In order to provide a plurality of digital videos, a database of the plurality of digital videos is previously built. Such a digital video database also stores IDs of digital videos using a key value thereof and scene lengths thereof with being divided into N attributes. The scene information extractor 10 sends the calculated scene length to the digital video database 20 as a query at step S14. In response to the query, the digital database outputs the ID of digital video searched within a threshold per each scene length, and the calculated scene length is compared to a scene length registered with the ID at step S15.

If the calculated scene length is identical to the scene length of the digital video stored in the digital video database within the threshold range at the step S15, it determines that the input digital video is already registered at the digital video database at step S16. That is, it determines whether the input digital video is in the digital video database or not in real time according to the present invention.

It will be apparent to those skilled in the art that various modifications and variations can be made in the present invention.
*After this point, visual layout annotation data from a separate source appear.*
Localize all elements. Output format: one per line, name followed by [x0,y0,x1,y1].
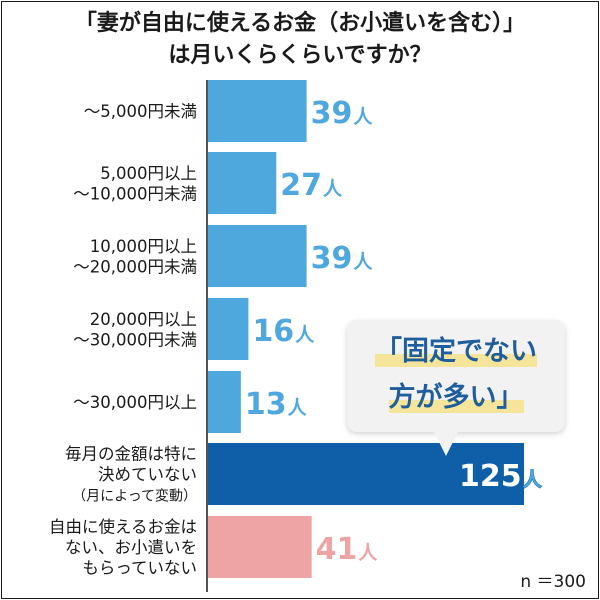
category-label: ～5,000円未満 [84,102,197,121]
data-label-unit: 人 [353,106,373,128]
callout-line-1: 「固定でない [375,336,537,367]
chart-title-line-2: は月いくらくらいですか？ [168,43,432,68]
bar [208,371,241,433]
bar [208,516,312,578]
callout-bubble: 「固定でない 方が多い」 [347,320,565,456]
data-label-value: 13 [245,387,287,422]
sample-size-note: n ＝300 [520,572,586,592]
category-label: （月によって変動） [72,488,197,505]
data-label-value: 41 [316,532,358,567]
data-label-unit: 人 [353,251,373,273]
data-label-value: 27 [280,168,322,203]
category-label: ～10,000円未満 [73,184,197,203]
data-label: 39人 [311,241,374,276]
category-label: 決めていない [98,465,197,484]
chart-title: 「妻が自由に使えるお金（お小遣いを含む）」 は月いくらくらいですか？ [2,8,598,72]
category-label: 5,000円以上 [100,164,197,183]
data-label-unit: 人 [523,469,543,491]
data-label: 16人 [252,314,315,349]
category-label: 自由に使えるお金は [49,518,197,537]
data-label: 39人 [311,96,374,131]
data-label: 125人 [459,459,543,494]
callout-tail [433,430,459,456]
chart-title-line-1: 「妻が自由に使えるお金（お小遣いを含む）」 [74,11,526,36]
category-label: ～30,000円未満 [73,330,197,349]
data-label-value: 39 [311,96,353,131]
data-label: 27人 [280,168,343,203]
data-label-value: 125 [459,459,522,494]
category-label: 10,000円以上 [90,237,197,256]
category-label: 20,000円以上 [90,310,197,329]
category-label: ～30,000円以上 [73,393,197,412]
category-label: 毎月の金額は特に [65,445,197,464]
data-label-unit: 人 [288,397,308,419]
bar [208,443,524,505]
data-label-unit: 人 [358,542,378,564]
bar [208,80,307,142]
category-label: もらっていない [82,559,197,578]
callout-line-2: 方が多い」 [388,382,524,413]
data-label-value: 39 [311,241,353,276]
data-label-unit: 人 [295,324,315,346]
data-label: 41人 [316,532,379,567]
bar [208,298,249,360]
bar [208,225,307,287]
data-label-value: 16 [252,314,294,349]
data-label-unit: 人 [323,178,343,200]
category-label: ない、お小遣いを [65,538,197,557]
data-label: 13人 [245,387,308,422]
category-label: ～20,000円未満 [73,257,197,276]
bar [208,152,277,214]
Thus, it is intended that the present invention covers the modifications and variations of this invention provided they come within the scope of the appended claims and their equivalents.

Claims

1. A real-time digital video identification system comprising:

a scene information extractor for receiving a digital video, extracting a difference between frames of the received digital video and calculating a scene length using the extracted difference;

a digital video database system for storing a plurality of digital videos and scene lengths corresponding to the stored digital videos; and

a digital video comparator for receiving the calculated scene length from the scene information extractor, sending a query to the digital video database and comparing the received scene length with the response of the query from the database system.

2. The real-time digital video identification system of claim 1, wherein the scene information extractor includes:

a difference extractor for receiving a digital video and detecting a scene change portion of the digital video based on a predetermined parameter; and

a scene change detecting filter for calculating a scene length using the parameter after performing a scene change detection filtering based on the parameter.

3. The real-time digital video identification system of claim 2, wherein the parameter is a rate of brightness variation between frames larger than a threshold.

4. The real-time digital video identification system of claim 1, wherein the digital video database stores N scene lengths as one object when a plurality of digital video and scene lengths thereof are stored in the digital video database.

5. A method of identifying a digital video in real time comprising the steps of:

a) extracting a difference between frames of an input digital video using a rate of brightness variation larger than a threshold between frames of the input digital video;

b) detecting the location of scene change exploiting the scene change detecting filter

c) calculating a length of frames as a scene length using the extracted scene change portion of the digital video at the step b);

d) sending the calculated scene length as a query to a digital video database previously built;

e) comparing the calculated scene length with a scene length registered corresponding to a digital video ID outputted as a result of the query; and

f) determining whether a currently inputted digital video is registered in the digital video database or not through determining whether the calculated scene length is identical to a scene length of a digital video registered in the database within a threshold range.

6. The method of claim 5, wherein the digital video database defines IDs(or NAMEs) of digital videos as a key value and stores N scene lengths for each ID as an attribute.